What happens during the Botox procedure?

The length of time a Botox treatment session lasts depends on the number of areas that you are having treated. On average, a Botox treatment on the face takes around 20 minutes.

After discussing your wishes and treatment, the Botox is injected directly into certain muscles in the face. Most clinics will tell you that this is mildly uncomfortable or even painless. 

In reality, not everyone has a painless experience. In fact, many people admit that they have found their Botox injections rather painful, although it subsides quickly. You can also ask for numbing cream to be applied beforehand to make the experience less painful. 

Afterwards, there can be some swelling or discomfort. This doesn’t tend to last too long and can be soothed with a cool pack or paracetamol. Some practitioners advise avoiding Ibuprofen on the first day as it is a blood thinner and may exacerbate bruising.

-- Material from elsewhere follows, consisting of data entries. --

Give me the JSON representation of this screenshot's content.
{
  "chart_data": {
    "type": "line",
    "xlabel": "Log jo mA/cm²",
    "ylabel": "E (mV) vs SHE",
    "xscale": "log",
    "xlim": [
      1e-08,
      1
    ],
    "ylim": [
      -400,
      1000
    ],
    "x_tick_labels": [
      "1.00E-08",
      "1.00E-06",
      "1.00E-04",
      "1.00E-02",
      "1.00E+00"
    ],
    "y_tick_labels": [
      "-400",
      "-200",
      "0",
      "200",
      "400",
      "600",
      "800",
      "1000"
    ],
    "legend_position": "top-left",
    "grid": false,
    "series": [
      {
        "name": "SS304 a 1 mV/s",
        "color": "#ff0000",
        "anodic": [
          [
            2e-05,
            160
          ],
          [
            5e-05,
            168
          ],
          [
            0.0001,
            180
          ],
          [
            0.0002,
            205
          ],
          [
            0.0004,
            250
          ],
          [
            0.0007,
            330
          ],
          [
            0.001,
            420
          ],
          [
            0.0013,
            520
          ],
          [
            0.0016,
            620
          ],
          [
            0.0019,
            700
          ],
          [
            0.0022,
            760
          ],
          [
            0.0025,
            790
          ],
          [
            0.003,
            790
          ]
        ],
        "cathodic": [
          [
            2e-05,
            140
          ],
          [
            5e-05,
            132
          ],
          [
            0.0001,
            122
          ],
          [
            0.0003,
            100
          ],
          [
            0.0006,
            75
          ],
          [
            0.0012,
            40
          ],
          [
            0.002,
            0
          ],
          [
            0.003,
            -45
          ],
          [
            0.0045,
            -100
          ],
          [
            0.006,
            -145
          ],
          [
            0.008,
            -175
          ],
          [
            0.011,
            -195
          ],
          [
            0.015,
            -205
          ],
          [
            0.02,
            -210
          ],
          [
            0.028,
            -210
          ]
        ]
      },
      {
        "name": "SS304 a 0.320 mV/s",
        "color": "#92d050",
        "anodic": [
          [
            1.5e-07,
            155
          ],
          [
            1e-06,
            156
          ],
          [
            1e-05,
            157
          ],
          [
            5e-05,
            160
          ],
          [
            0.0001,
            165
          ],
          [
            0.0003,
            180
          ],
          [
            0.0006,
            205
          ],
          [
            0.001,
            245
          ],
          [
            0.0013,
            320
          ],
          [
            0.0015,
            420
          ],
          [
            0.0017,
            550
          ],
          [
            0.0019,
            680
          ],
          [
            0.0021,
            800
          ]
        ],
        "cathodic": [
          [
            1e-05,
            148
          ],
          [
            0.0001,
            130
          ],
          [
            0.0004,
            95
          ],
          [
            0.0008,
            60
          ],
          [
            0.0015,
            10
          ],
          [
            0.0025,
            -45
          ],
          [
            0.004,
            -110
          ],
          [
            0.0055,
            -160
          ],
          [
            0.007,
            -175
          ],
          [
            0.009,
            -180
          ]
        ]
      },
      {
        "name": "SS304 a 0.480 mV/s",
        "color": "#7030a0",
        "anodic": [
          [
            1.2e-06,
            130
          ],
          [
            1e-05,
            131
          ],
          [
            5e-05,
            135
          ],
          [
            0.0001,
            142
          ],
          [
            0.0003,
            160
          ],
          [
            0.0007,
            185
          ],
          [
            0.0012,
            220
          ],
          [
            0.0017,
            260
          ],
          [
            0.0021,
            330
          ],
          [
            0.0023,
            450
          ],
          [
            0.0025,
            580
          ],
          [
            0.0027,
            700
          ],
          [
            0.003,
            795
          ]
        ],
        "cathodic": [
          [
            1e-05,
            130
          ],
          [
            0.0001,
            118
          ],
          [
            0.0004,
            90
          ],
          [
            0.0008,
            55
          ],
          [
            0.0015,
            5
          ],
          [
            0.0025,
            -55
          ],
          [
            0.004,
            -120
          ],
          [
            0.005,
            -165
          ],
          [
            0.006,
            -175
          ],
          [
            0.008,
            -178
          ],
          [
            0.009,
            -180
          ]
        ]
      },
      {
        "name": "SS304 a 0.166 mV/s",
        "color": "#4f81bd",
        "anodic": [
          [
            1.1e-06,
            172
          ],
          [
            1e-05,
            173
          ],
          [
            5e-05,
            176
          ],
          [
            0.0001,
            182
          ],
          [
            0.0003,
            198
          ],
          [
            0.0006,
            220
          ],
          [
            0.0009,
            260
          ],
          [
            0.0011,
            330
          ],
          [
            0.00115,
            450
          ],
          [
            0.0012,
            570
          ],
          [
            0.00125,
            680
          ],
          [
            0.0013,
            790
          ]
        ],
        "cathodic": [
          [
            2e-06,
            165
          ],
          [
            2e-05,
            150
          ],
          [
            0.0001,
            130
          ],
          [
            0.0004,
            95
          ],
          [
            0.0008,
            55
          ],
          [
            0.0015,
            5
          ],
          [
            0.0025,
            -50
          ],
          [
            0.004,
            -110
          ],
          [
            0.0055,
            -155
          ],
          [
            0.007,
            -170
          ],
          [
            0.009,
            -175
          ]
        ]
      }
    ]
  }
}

Take care not to rub the area as this could cause the Botox to migrate to a different area. Remember that it’s been carefully placed based on your consultation. 

Pros and cons of Botox

Overall, despite Botox sounding scary by being a ‘toxin’, it is generally considered safe. However, having Botox injections carries some risks. Some people find that they are allergic to Botox and experiencing the allergy can be distressing. You may also permanently lose some facial expression, resulting in a less natural look. For example, you may struggle to squint, or you may look more surprised than you actually feel. It can also be quite costly, especially if you are committing to Botox for prevention. 

It’s also worth being aware that there are some side effects of Botox. You may experience bruising and swelling on the site of the injection. Some people experience headaches. A small number of people have more complications including drooping eyelids, nausea, neck pain and upper respiratory tract infections. 

Alternatives to Botox

If you want to prevent wrinkles, or reduce their appearance once you’ve got them, then there are plenty of alternatives to Botox if you think it won’t suit you. 

Our favourite alternative is having regular facials. Helping to relax your face muscles, but also delivering hydration, facials can help to keep your face looking youthful. 

Taking vitamins can also help. Vitamin C stimulates collagen production helping your skin remain supple. Vitamin A (retinol) is known for its anti-ageing benefits and Vitamin E is very hydrating. Why not benefit from a vitamin drip for a potent shot of important wellness vitamins?

Other alternatives to Botox include FaceXercise, acupuncture, adhesive face patches and chemical peels.